Hyman Brown, a professor of civil engineering at the University of Colorado at Boulder and the project engineer on New York's World Trade Center, will present a public lecture Wednesday, Sept. 19, on the collapse of the landmark structure.

His talk, titled "The World Trade Center . . . Did We Make the Right Decisions in 1965?" will address such questions as why the buildings collapsed, whether anything could have been done during construction to minimize the disaster, and whether the towers should be rebuilt.

The free lecture will be presented at 7 p.m., Wednesday, Sept. 19, in the Math 100 Auditorium at Colorado Avenue and Folsom Street in Boulder.

Brown has taught in CU-Boulders's Construction Engineering and Management Program since 1994, after he retired from Tishman Realty & Construction Co., the contractor that built the World Trade Center towers. He was the project engineer for the towers from 1965 to 1971, before moving to Tishman's West Coast office.

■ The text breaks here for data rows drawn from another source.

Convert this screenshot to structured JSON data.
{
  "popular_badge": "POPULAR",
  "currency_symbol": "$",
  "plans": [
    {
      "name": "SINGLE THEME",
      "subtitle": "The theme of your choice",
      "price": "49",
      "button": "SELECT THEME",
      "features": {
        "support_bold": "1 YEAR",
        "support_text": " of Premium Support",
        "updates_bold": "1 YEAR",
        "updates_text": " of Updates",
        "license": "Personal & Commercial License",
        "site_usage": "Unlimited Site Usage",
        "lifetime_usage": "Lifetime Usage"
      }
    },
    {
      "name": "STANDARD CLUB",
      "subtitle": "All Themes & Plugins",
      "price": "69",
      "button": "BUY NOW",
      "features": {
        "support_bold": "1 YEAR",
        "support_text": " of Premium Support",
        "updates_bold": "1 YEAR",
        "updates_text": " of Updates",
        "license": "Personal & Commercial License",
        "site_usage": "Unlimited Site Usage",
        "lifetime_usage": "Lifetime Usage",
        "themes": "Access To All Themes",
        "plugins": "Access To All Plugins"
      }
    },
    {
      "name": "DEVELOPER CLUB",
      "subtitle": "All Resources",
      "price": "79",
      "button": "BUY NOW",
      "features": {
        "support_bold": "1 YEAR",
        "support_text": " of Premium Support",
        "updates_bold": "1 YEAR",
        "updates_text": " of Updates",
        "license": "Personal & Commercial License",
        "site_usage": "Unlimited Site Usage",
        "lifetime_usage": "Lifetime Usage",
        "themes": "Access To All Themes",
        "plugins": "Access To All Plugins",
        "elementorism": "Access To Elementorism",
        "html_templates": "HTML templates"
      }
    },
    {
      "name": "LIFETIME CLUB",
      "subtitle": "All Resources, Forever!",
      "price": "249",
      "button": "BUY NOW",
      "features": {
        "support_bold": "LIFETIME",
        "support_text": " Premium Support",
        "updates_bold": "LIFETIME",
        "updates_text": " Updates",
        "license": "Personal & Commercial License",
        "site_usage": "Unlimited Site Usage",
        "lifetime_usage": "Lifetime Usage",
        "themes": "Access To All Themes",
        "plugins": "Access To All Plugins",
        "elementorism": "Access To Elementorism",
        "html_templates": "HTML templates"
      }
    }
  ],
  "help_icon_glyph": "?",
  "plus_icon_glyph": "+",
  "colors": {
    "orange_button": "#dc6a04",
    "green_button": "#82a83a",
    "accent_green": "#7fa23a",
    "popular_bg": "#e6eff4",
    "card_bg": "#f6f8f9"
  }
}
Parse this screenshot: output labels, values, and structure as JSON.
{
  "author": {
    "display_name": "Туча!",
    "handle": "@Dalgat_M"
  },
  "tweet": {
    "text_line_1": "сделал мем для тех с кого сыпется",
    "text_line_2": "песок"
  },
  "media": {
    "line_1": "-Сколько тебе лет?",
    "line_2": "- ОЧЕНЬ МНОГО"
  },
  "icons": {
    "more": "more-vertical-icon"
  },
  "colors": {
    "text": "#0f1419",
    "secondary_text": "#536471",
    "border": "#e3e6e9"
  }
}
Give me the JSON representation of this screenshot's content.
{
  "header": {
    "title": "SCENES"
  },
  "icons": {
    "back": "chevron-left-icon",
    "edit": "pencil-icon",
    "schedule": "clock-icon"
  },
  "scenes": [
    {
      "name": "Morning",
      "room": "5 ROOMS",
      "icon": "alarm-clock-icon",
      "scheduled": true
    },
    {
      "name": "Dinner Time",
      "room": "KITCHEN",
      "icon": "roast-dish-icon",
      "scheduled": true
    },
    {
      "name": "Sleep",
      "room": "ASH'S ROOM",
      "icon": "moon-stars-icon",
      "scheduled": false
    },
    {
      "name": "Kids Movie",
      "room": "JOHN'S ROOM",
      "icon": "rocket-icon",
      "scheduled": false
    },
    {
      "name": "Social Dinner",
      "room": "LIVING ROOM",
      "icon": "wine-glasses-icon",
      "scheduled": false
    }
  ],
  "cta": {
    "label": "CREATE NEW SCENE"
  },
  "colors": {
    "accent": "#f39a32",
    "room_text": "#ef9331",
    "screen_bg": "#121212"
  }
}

According to Brown, who has been widely interviewed by the media since the Sept. 11 tragedy, the towers collapsed when the steel supports melted in the extreme heat of the fire ignited by thousands of gallons of jet fuel. The weight of the top 20 or more floors falling on the stories below then collapsed the whole structure.

Brown said that prior to the tragedy he was convinced that no man-made or natural force could lead to the collapse of any of the World Trade Center buildings.

His lecture will address such questions as: Should we have considered the effects of 24,000 gallons of aviation fuel burning? Was there something we could have done during construction to minimize the disaster?

In the wake of the tragedy, Brown has said that the Twin Towers should be rebuilt as a monument to American strength and refusal to give in to terrorism. He has estimated the cost of rebuilding at $3 billion.